A sua pesquisa contabilizou 52 artigos dos quais o filme era o assunto principal, número que a autora considera expressivo. “É uma exceção dentro do trabalho da crítica da época, uma vez que poucos filmes merecem tamanha atenção.” Alessandra destaca que grande parte dos artigos publicados busca preparar o leitor para assistir ao filme, partindo da ideia de que a produção não era facilmente compreensível. Essa dificuldade, alguns críticos atribuem ao “excesso de literatura” presente no roteiro de Duras, em detrimento da linguagem visual do cinema.
Alessandra ainda destaca que, em sua pesquisa, encontrou críticas feitas apenas por homens. “É um filme feminino não apenas por ter sido escrito por uma mulher, mas por ter como protagonista e condutora incondicional da narrativa uma mulher. Portanto, a ausência de críticas escritas por mulheres é uma grande lacuna”, afirma.

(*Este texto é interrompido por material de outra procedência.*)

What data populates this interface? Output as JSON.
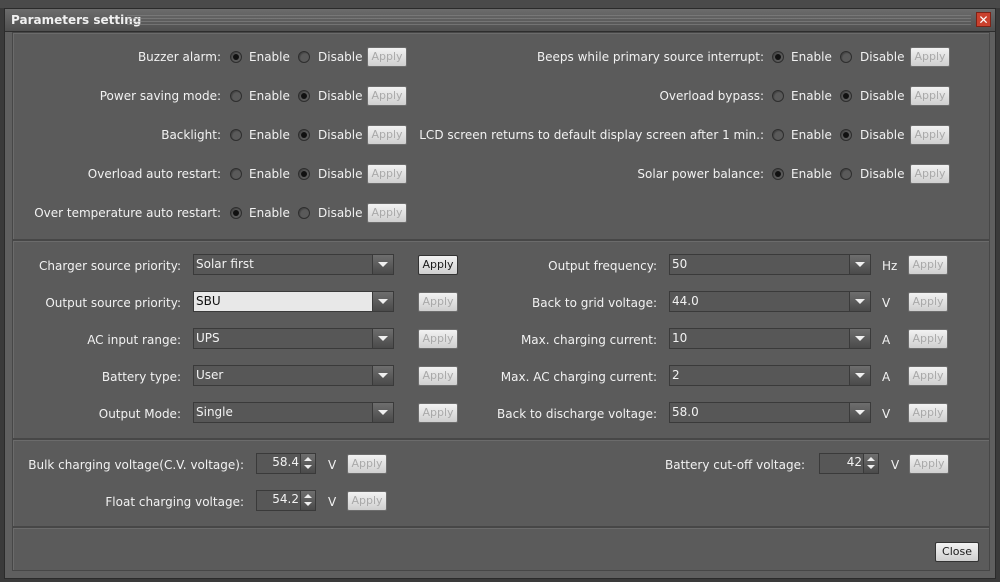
{
  "window": {
    "title": "Parameters setting",
    "close_label": "Close"
  },
  "radio": {
    "enable": "Enable",
    "disable": "Disable",
    "apply": "Apply"
  },
  "radio_settings_left": [
    {
      "label": "Buzzer alarm:",
      "selected": "Enable"
    },
    {
      "label": "Power saving mode:",
      "selected": "Disable"
    },
    {
      "label": "Backlight:",
      "selected": "Disable"
    },
    {
      "label": "Overload auto restart:",
      "selected": "Disable"
    },
    {
      "label": "Over temperature auto restart:",
      "selected": "Enable"
    }
  ],
  "radio_settings_right": [
    {
      "label": "Beeps while primary source interrupt:",
      "selected": "Enable"
    },
    {
      "label": "Overload bypass:",
      "selected": "Disable"
    },
    {
      "label": "LCD screen returns to default display screen after 1 min.:",
      "selected": "Disable"
    },
    {
      "label": "Solar power balance:",
      "selected": "Enable"
    }
  ],
  "dropdowns_left": [
    {
      "label": "Charger source priority:",
      "value": "Solar first",
      "apply_active": true
    },
    {
      "label": "Output source priority:",
      "value": "SBU",
      "apply_active": false
    },
    {
      "label": "AC input range:",
      "value": "UPS",
      "apply_active": false
    },
    {
      "label": "Battery type:",
      "value": "User",
      "apply_active": false
    },
    {
      "label": "Output Mode:",
      "value": "Single",
      "apply_active": false
    }
  ],
  "dropdowns_right": [
    {
      "label": "Output frequency:",
      "value": "50",
      "unit": "Hz"
    },
    {
      "label": "Back to grid voltage:",
      "value": "44.0",
      "unit": "V"
    },
    {
      "label": "Max. charging current:",
      "value": "10",
      "unit": "A"
    },
    {
      "label": "Max. AC charging current:",
      "value": "2",
      "unit": "A"
    },
    {
      "label": "Back to discharge voltage:",
      "value": "58.0",
      "unit": "V"
    }
  ],
  "voltages": {
    "bulk": {
      "label": "Bulk charging voltage(C.V. voltage):",
      "value": "58.4",
      "unit": "V"
    },
    "float": {
      "label": "Float charging voltage:",
      "value": "54.2",
      "unit": "V"
    },
    "cutoff": {
      "label": "Battery cut-off voltage:",
      "value": "42",
      "unit": "V"
    }
  },
  "icons": {
    "close": "close-icon",
    "dropdown": "chevron-down-icon",
    "spinner": "spinner-arrows-icon"
  }
}
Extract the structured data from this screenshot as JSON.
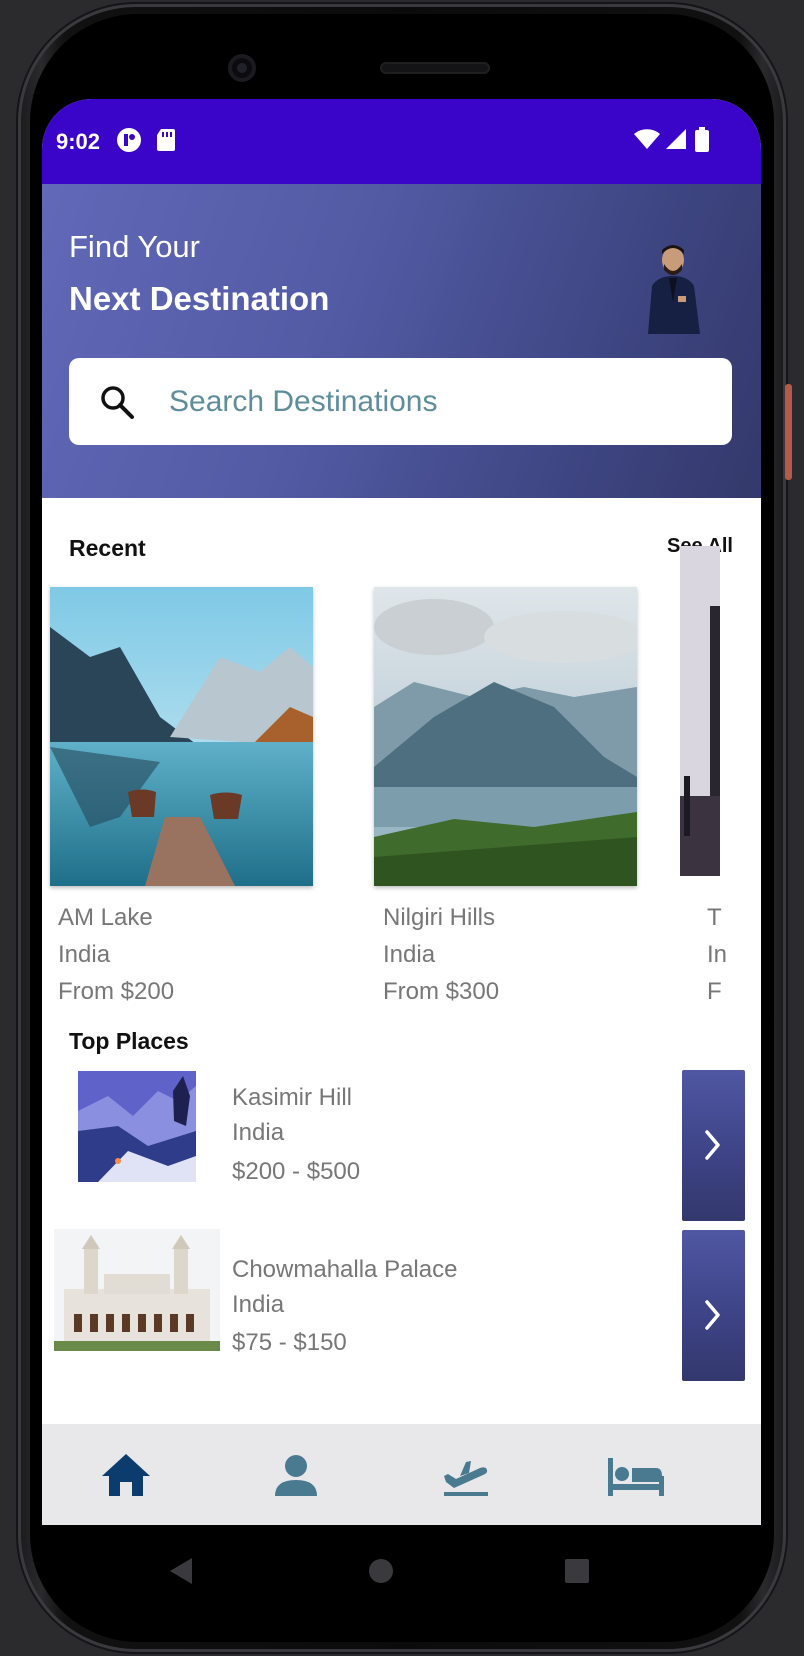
{
  "status": {
    "time": "9:02"
  },
  "header": {
    "line1": "Find Your",
    "line2": "Next Destination"
  },
  "search": {
    "placeholder": "Search Destinations"
  },
  "recent": {
    "title": "Recent",
    "see_all": "See All",
    "cards": [
      {
        "name": "AM Lake",
        "country": "India",
        "price": "From $200"
      },
      {
        "name": "Nilgiri Hills",
        "country": "India",
        "price": "From $300"
      },
      {
        "name": "T",
        "country": "In",
        "price": "F"
      }
    ]
  },
  "top_places": {
    "title": "Top Places",
    "items": [
      {
        "name": "Kasimir Hill",
        "country": "India",
        "price": "$200 - $500"
      },
      {
        "name": "Chowmahalla Palace",
        "country": "India",
        "price": "$75 - $150"
      }
    ]
  },
  "bottom_nav": {
    "items": [
      {
        "icon": "home-icon",
        "active": true
      },
      {
        "icon": "person-icon",
        "active": false
      },
      {
        "icon": "flight-icon",
        "active": false
      },
      {
        "icon": "hotel-icon",
        "active": false
      }
    ]
  },
  "colors": {
    "status_bar": "#3a05c8",
    "header_start": "#6169b8",
    "header_end": "#34396b",
    "nav_active": "#0c3c6e",
    "nav_inactive": "#4a7a90"
  }
}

Já Maurício Ayer, em seu artigo Reverberações de Hiroshima em Marguerite Duras: a (Geo)Política a Partir do Corpo, traça um paralelo entre a representação do corpo e a geopolítica na construção da trama. Segundo ele, o filme funde duas dimensões a princípio inconciliáveis: a grande história, da qual evoca o maior evento geopolítico do século 20, e a dimensão afetiva e pessoal. Tal relação se dá através de uma comparação simbólica entre o ficcional da narrativa e o real evento histórico.“Todo o discurso de Duras sobre a questão política passa diretamente pelo corpo, pela verdade do corpo, sua capacidade de afetar-se e afetar o mundo, o contrário de uma indiferença ou mesmo da racionalização. É no contato direto com a riqueza de possíveis do corpo que Duras encontra a política, um campo onde se constrói o comum”, defende.
Em outra seção da revista, Literatura e Sociedade traz duas traduções inéditas em português. Uma delas é A História Literária e a Sociologia, palestra de 1904 do historiador francês Gustave Lanson (1857-1934), vertida para o português por Yuri Cerqueira dos Anjos. A outra tradução é Fato Literário, do crítico literário russo Iúri Tyniánov (1894-1943), feita por David Gomiero Molina.